Il est à présent de l'ordre du banal d'affirmer que la société algérienne est une société plurilingue et pluriculturelle. Elle est riche de plusieurs cultures et de plusieurs langues maternelles. Qui se trouvent, hélas, dans une situation de péril avancé.(1)
Deux précisions en guise de préalable
1) A l'intention des puristes qui ressassent sans cesse que les langues maternelles ne sont pas des langues mais des dialectes ou des parlers locaux minoritaires, il est utile de souligner que l'Unesco utilise la notion de langue même pour des idiomes qui ne sont parlés que par des groupes restreints.
Ainsi, 199 langues comptent moins de 10 locuteurs comme le holikachu parlé par 5 personnes en Alaska, le kalaim parlé par 6 Ukrainiens de l'ouest, ou le gweno utilisé par 10 Tanzaniens. En Afrique subsaharienne où environ 2000 langues sont parlées, au moins 10% d'entre elles risquent de disparaître définitivement dans les 100 prochaines années. En Algérie, combien de langues parlées par plusieurs personnes survivront ?
2) Il est utile de signaler que l'Algérie a ratifié la convention pour la préservation du patrimoine immatériel, avec cette même Unesco, qui a consacré le chant Ahellil, Echedda tlemçania, ou dernièrement l'Imzad comme patrimoine culturel de l'Humanité. Il faut s'en féliciter et pourtant… les langues maternelles algériennes font bel est bien partie de ce patrimoine immatériel en péril, mais ne semblent pas figurer parmi les priorités des instances politiques et culturelles nationales.(2)
Une triple observation
1re observation. Eluder la question de la place et de l'importance des langues maternelles dans la société algérienne révèle la carence dans la conscience culturelle collective, d'une vision claire, de pans entiers de l'histoire sociale et culturelle de l'Algérie.

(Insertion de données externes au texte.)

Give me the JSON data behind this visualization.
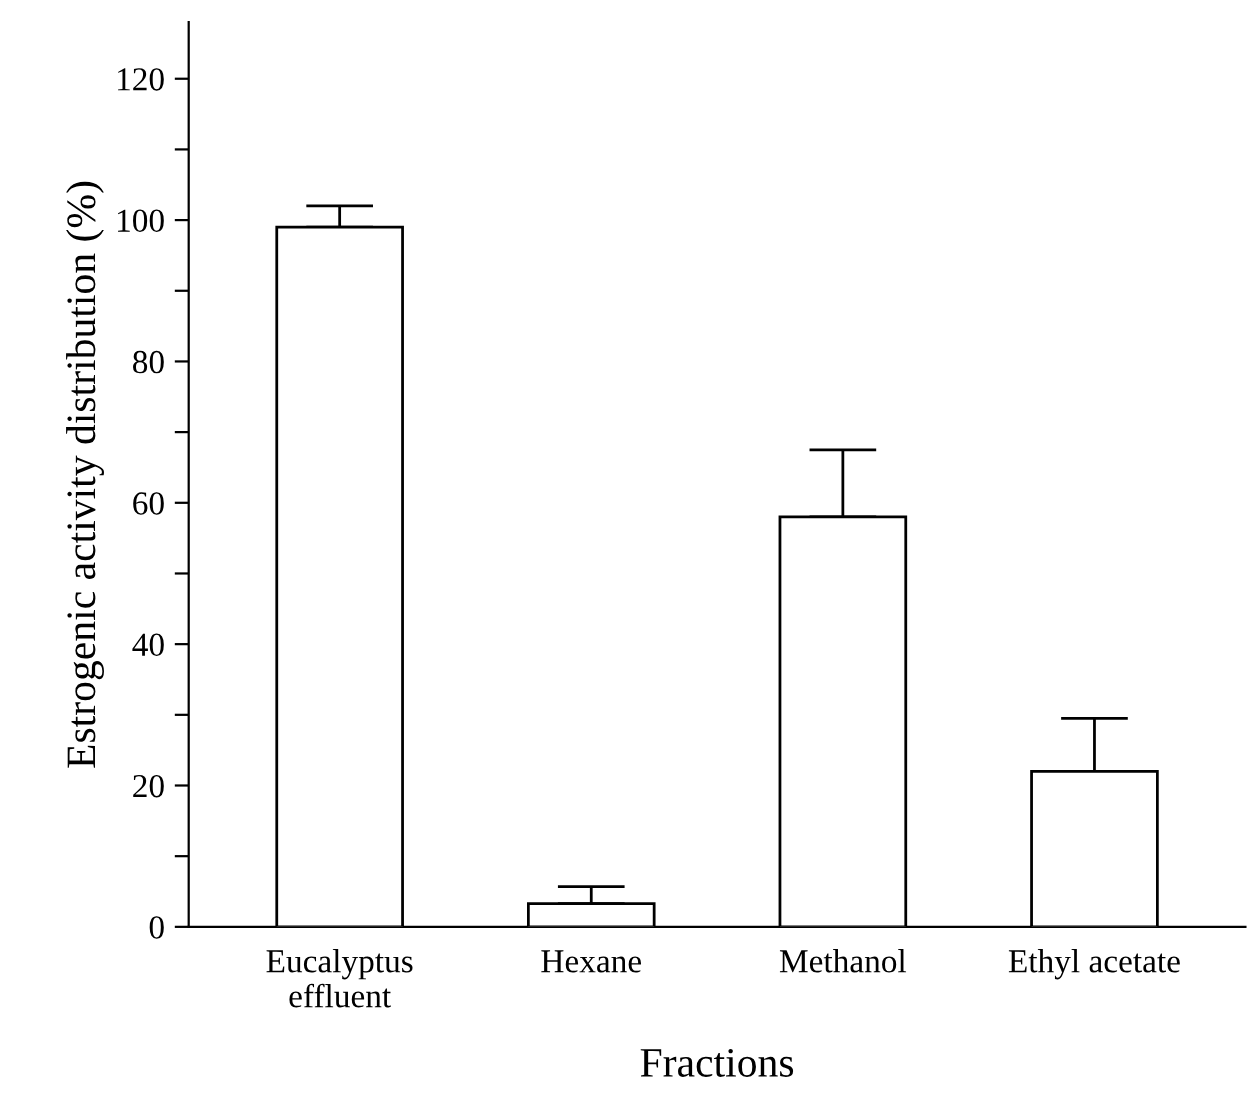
{
  "chart_data": {
    "type": "bar",
    "xlabel": "Fractions",
    "ylabel": "Estrogenic activity distribution (%)",
    "categories": [
      "Eucalyptus\neffluent",
      "Hexane",
      "Methanol",
      "Ethyl acetate"
    ],
    "series": [
      {
        "color": "#ffffff",
        "values": [
          99,
          3.3,
          58,
          22
        ],
        "errors": [
          [
            99,
            102
          ],
          [
            3.3,
            5.7
          ],
          [
            58,
            67.5
          ],
          [
            22,
            29.5
          ]
        ]
      }
    ],
    "ylim": [
      0,
      128
    ],
    "yticks": [
      0,
      {
        "value": 10,
        "label": null
      },
      20,
      {
        "value": 30,
        "label": null
      },
      40,
      {
        "value": 50,
        "label": null
      },
      60,
      {
        "value": 70,
        "label": null
      },
      80,
      {
        "value": 90,
        "label": null
      },
      100,
      {
        "value": 110,
        "label": null
      },
      120
    ],
    "grid": false,
    "legend": false
  }
}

Cette carence persistante autorise le recours constant aux affirmations idéologiques et bien évidemment à des fantasmagories mystificatrices qui en constituent le traitement récurrent.
Le traitement politico-identitaire récursif des langues maternelles et des cultures locales est la meilleure preuve que l'étude scientifique des faits socioculturels totaux en Algérie s'avère plus que jamais impérieuse. Mais elle est loin de figurer dans les cahiers de charges des centres de recherche et autres structures de recherche budgetiphages dont la vocation et la mission obéissent à des raisons que la raison scientifique ignore.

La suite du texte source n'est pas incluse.